The sister then just did a group text to everyone to do a baby name announcement. She didn't do the decent thing and have another chat with OP about it. That is super super bitchy and, of course, will have been a shock to the OP.

housethatbuiltme · 28/03/2024 13:40

Toquitit · 28/03/2024 07:20

You've conveniently missed out the part where at the OP's 16week scan and she knew she was having a girl and that the 2 sisters talked and the sister said that the OP should use the girl's name. So they literally had a conversation and agreed upon it months ago.

The sister then just did a group text to everyone to do a baby name announcement. She didn't do the decent thing and have another chat with OP about it. That is super super bitchy and, of course, will have been a shock to the OP.

So sister said OP should still use it... it never said anywhere that sister also wasn't using it. Sister clearly said it was her daughters name.

Sister just isn't petty enough to think she owns it and was confirming OP can name her kid whatever she wants... OP is the one thats trying to stop another mother naming her child when no one had tried to stop OP doing anything.

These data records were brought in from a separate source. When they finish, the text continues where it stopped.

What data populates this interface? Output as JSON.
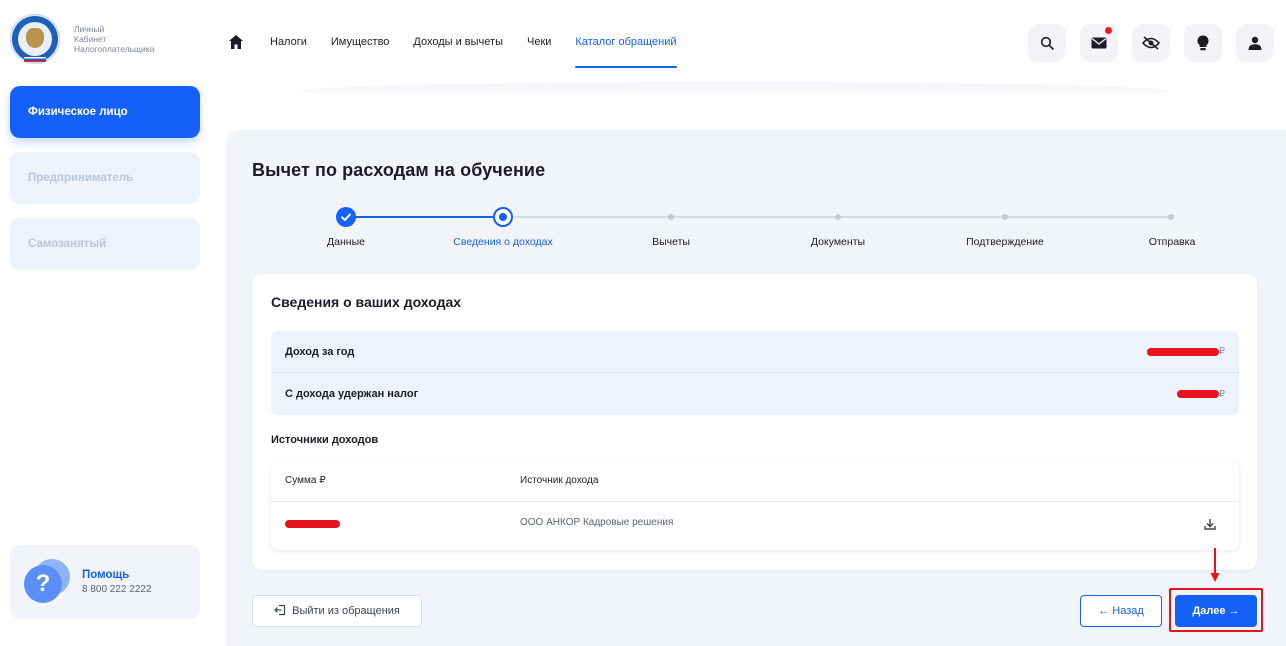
{
  "logo": {
    "line1": "Личный",
    "line2": "Кабинет",
    "line3": "Налогоплательщика"
  },
  "nav": {
    "home_icon": "home-icon",
    "items": [
      {
        "label": "Налоги"
      },
      {
        "label": "Имущество"
      },
      {
        "label": "Доходы и вычеты"
      },
      {
        "label": "Чеки"
      },
      {
        "label": "Каталог обращений",
        "active": true
      }
    ]
  },
  "top_icons": [
    "search-icon",
    "mail-icon",
    "eye-off-icon",
    "lightbulb-icon",
    "user-icon"
  ],
  "sidebar": {
    "items": [
      {
        "label": "Физическое лицо",
        "active": true
      },
      {
        "label": "Предприниматель"
      },
      {
        "label": "Самозанятый"
      }
    ],
    "help": {
      "title": "Помощь",
      "phone": "8 800 222 2222"
    }
  },
  "main": {
    "title": "Вычет по расходам на обучение",
    "steps": [
      {
        "label": "Данные",
        "state": "done"
      },
      {
        "label": "Сведения о доходах",
        "state": "current"
      },
      {
        "label": "Вычеты",
        "state": "todo"
      },
      {
        "label": "Документы",
        "state": "todo"
      },
      {
        "label": "Подтверждение",
        "state": "todo"
      },
      {
        "label": "Отправка",
        "state": "todo"
      }
    ],
    "card": {
      "title": "Сведения о ваших доходах",
      "rows": [
        {
          "label": "Доход за год",
          "currency": "₽"
        },
        {
          "label": "С дохода удержан налог",
          "currency": "₽"
        }
      ],
      "sources_title": "Источники доходов",
      "table": {
        "headers": [
          "Сумма ₽",
          "Источник дохода"
        ],
        "rows": [
          {
            "source": "ООО АНКОР Кадровые решения"
          }
        ]
      }
    },
    "buttons": {
      "exit": "Выйти из обращения",
      "back": "← Назад",
      "next": "Далее →"
    }
  },
  "colors": {
    "accent": "#1560f7",
    "annotation": "#e5141c",
    "panel": "#f1f4f9"
  }
}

OP is the one acting entitled.

housethatbuiltme · 28/03/2024 13:42

60sbird · 28/03/2024 00:49

@Spirallingdownwards
No, I’m Jacqueline, I’m in Surrey, my cousin Jackline is a geordie so it’s spelt how it sounds

I'm 'Geordie' we don't pronounce it as Jackline or spell it like that... its nothing to do with location/accent.

My nanas name was Jacqueline.

muggart · 28/03/2024 13:43

Use the name. You chose it first.

mightydolphin · 28/03/2024 13:47

I would use the name. It doesn't matter if cousins share a name, especially when a family connection is the reason for it.

60sbird · 28/03/2024 15:31

@housethatbuiltme · Today 13:42
60sbird · Today 00:49

@Spirallingdownwards
No, I’m Jacqueline, I’m in Surrey, my cousin Jackline is a geordie so it’s spelt how it sounds

I'm 'Geordie' we don't pronounce it as Jackline or spell it like that... its nothing to do with location/accent.

My nanas name was Jacqueline.

Maybe you don’t, my family members in South Shields, all pronounced it Jackline

BestieBunch · 30/03/2024 12:12

I would be just really blunt and say, I will be using the name as well as this is what we have referred baby to since we found out it’s a girl.